Tiroit Ultrasonografisi ( USG ): Tiroit nodülünün sert ve sıvı komponent içermesi, hipoekoik özellikte olması, kenar düzensizliği, kalın sistemsiz yer yer kesintiye uğrayan hudut bulgusu, ince noktasal ve milimetrik boyutta kalsifikasyonlar ( kireçlenmeler ) ve renkli Doppler incelemede nodül içerisinde artmış kanlanmanın olması kanseri destekleyen ultrasonografik bulgulardır.
Tiroit İnce İğne Aspirasyon Biyopsisi ( TİİAB ): TİİAB, ultrasonografide kuşkulu görülen tiroit nodüllerinin değerlendirilmesinde, âlâ ya da makus huylu olup olmadığının ayırımında, cerrahi tedavi gerektiren hastaların seçiminde birinci sırada kullanılan çok kıymetli bir prosedürdür. Tiroit kanserlerin saptanmasında tanısal doğruluk oranı %95 olarak saptanmıştır. TİİAB’nin tiroit nodüllerinin değerlendirilmesinde yaygın kullanımı ile ameliyat ile tedavi edilen hasta sayısı %35-75 oranında azalmıştır. TİİAB, poliklinik şartlarında uygulanabilen, kolay, ucuz, gerektiğinde tekrarlanabilen, yan tesirleri çok az olan bir teşhis yoludur. Biyopsi, bu hususta eğitim almış tecrübeli doktorlar tarafından yapılmalıdır. Yetersiz gereç durumunda TİİAB tekrarlanmalıdır.Biyopsi tekrarı, ultrasonografi eşliğinde yapılırsa tanısal olmayan sonuç oranının %15’ten %3’e indiği gösterilmiştir.

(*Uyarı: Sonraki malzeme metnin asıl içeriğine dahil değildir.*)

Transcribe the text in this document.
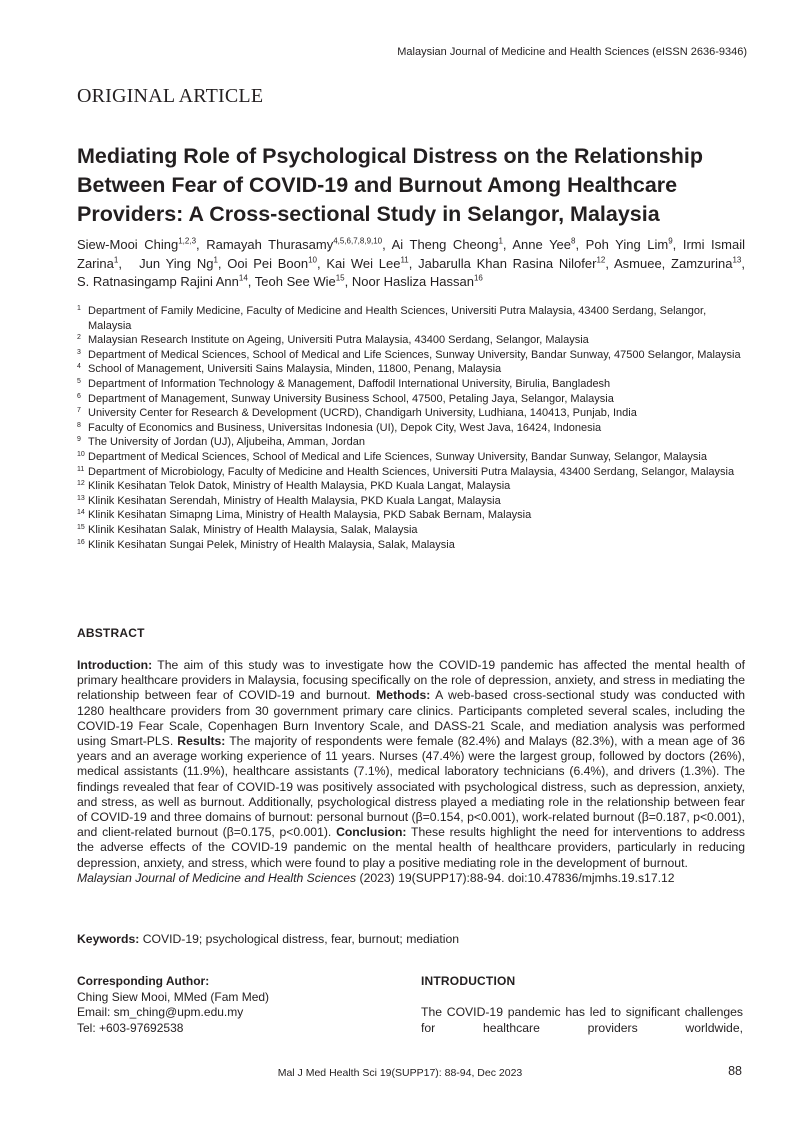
Malaysian Journal of Medicine and Health Sciences (eISSN 2636-9346)
ORIGINAL ARTICLE
Mediating Role of Psychological Distress on the Relationship Between Fear of COVID-19 and Burnout Among Healthcare Providers: A Cross-sectional Study in Selangor, Malaysia

Siew-Mooi Ching$^{1,2,3}$, Ramayah Thurasamy$^{4,5,6,7,8,9,10}$, Ai Theng Cheong$^1$, Anne Yee$^8$, Poh Ying Lim$^9$, Irmi Ismail Zarina$^1$,   Jun Ying Ng$^1$, Ooi Pei Boon$^{10}$, Kai Wei Lee$^{11}$, Jabarulla Khan Rasina Nilofer$^{12}$, Asmuee, Zamzurina$^{13}$, S. Ratnasingamp Rajini Ann$^{14}$, Teoh See Wie$^{15}$, Noor Hasliza Hassan$^{16}$

1 Department of Family Medicine, Faculty of Medicine and Health Sciences, Universiti Putra Malaysia, 43400 Serdang, Selangor, Malaysia
2 Malaysian Research Institute on Ageing, Universiti Putra Malaysia, 43400 Serdang, Selangor, Malaysia
3 Department of Medical Sciences, School of Medical and Life Sciences, Sunway University, Bandar Sunway, 47500 Selangor, Malaysia
4 School of Management, Universiti Sains Malaysia, Minden, 11800, Penang, Malaysia
5 Department of Information Technology & Management, Daffodil International University, Birulia, Bangladesh
6 Department of Management, Sunway University Business School, 47500, Petaling Jaya, Selangor, Malaysia
7 University Center for Research & Development (UCRD), Chandigarh University, Ludhiana, 140413, Punjab, India
8 Faculty of Economics and Business, Universitas Indonesia (UI), Depok City, West Java, 16424, Indonesia
9 The University of Jordan (UJ), Aljubeiha, Amman, Jordan
10 Department of Medical Sciences, School of Medical and Life Sciences, Sunway University, Bandar Sunway, Selangor, Malaysia
11 Department of Microbiology, Faculty of Medicine and Health Sciences, Universiti Putra Malaysia, 43400 Serdang, Selangor, Malaysia
12 Klinik Kesihatan Telok Datok, Ministry of Health Malaysia, PKD Kuala Langat, Malaysia
13 Klinik Kesihatan Serendah, Ministry of Health Malaysia, PKD Kuala Langat, Malaysia
14 Klinik Kesihatan Simapng Lima, Ministry of Health Malaysia, PKD Sabak Bernam, Malaysia
15 Klinik Kesihatan Salak, Ministry of Health Malaysia, Salak, Malaysia
16 Klinik Kesihatan Sungai Pelek, Ministry of Health Malaysia, Salak, Malaysia
ABSTRACT

Introduction: The aim of this study was to investigate how the COVID-19 pandemic has affected the mental health of primary healthcare providers in Malaysia, focusing specifically on the role of depression, anxiety, and stress in mediating the relationship between fear of COVID-19 and burnout. Methods: A web-based cross-sectional study was conducted with 1280 healthcare providers from 30 government primary care clinics. Participants completed several scales, including the COVID-19 Fear Scale, Copenhagen Burn Inventory Scale, and DASS-21 Scale, and mediation analysis was performed using Smart-PLS. Results: The majority of respondents were female (82.4%) and Malays (82.3%), with a mean age of 36 years and an average working experience of 11 years. Nurses (47.4%) were the largest group, followed by doctors (26%), medical assistants (11.9%), healthcare assistants (7.1%), medical laboratory technicians (6.4%), and drivers (1.3%). The findings revealed that fear of COVID-19 was positively associated with psychological distress, such as depression, anxiety, and stress, as well as burnout. Additionally, psychological distress played a mediating role in the relationship between fear of COVID-19 and three domains of burnout: personal burnout (β=0.154, p<0.001), work-related burnout (β=0.187, p<0.001), and client-related burnout (β=0.175, p<0.001). Conclusion: These results highlight the need for interventions to address the adverse effects of the COVID-19 pandemic on the mental health of healthcare providers, particularly in reducing depression, anxiety, and stress, which were found to play a positive mediating role in the development of burnout.

Malaysian Journal of Medicine and Health Sciences (2023) 19(SUPP17):88-94. doi:10.47836/mjmhs.19.s17.12

Keywords: COVID-19; psychological distress, fear, burnout; mediation
Corresponding Author:
Ching Siew Mooi, MMed (Fam Med)
Email: sm_ching@upm.edu.my
Tel: +603-97692538
INTRODUCTION

The COVID-19 pandemic has led to significant challenges for healthcare providers worldwide,

Mal J Med Health Sci 19(SUPP17): 88-94, Dec 2023	88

Dolayısı ile bilhassa 1- 1,5 cm altındaki nodüllerde TİİAB, ultrasonografi altında yapılmalıdır. Biyopsi sonucu ısrarla nondiagnostik ( tanısal olmayan ) olan nodüllerin %50’sinin malign olduğu saptanmıştır. Bu nedenle bu hastalar, cerrahi ile tedavi edilmelidir.
Tiroit Nodüllerin Tedavisi Cerrahi Tedavisi: Cerrahi tedavi gerektiren durumlar aşağıda sıralanmıştır; TİİAB sonucu kanser ya da kanser tarafından kuşkulu olan nodüller, yutkunma zahmeti, nefes darlığı, ses bozukluğu üzere bası semptomlarının varlığı, büyük hormon üreten nodüle bağlı hipertiroidi ( tiroit hormon fazlalığı ) yahut çoklu nodüle hipertiroidi eşlik ediyor ise, nodülün boyutunun 3 cm ve üzerinde olması, en az üç defa yetersiz/nondiagnostik TİİAB sonucu, takipte büyüyen nodüller, TİİAB sonucu güzel huylu da olsa kanser tarafından klinik kuşkunun devam etmesi… Tiroit cerrahisi, bu hususta tecrübeli cerrahlar tarafından yapılmalıdır.
Tiroit Nodüllerin Medikal Tedavisi: Âlâ huylu olduğu gösterilmiş tiroit nodüllerinin ilaçla tedavisi için “Levotiroksin Sodyum – LT4” ile TSH baskılama tedavisi yıllardır kullanılmaktadır. L-T4 tedavisi verilsin yahut verilmesin, uygun huylu tiroit nodüllü hastalar nizamlı fizik muayene, TSH seviyesi ve USG ile takip edilir. Nodüllerde büyüme olursa TİİAB tekrarı ve cerrahi tedavi gündeme gelebilir.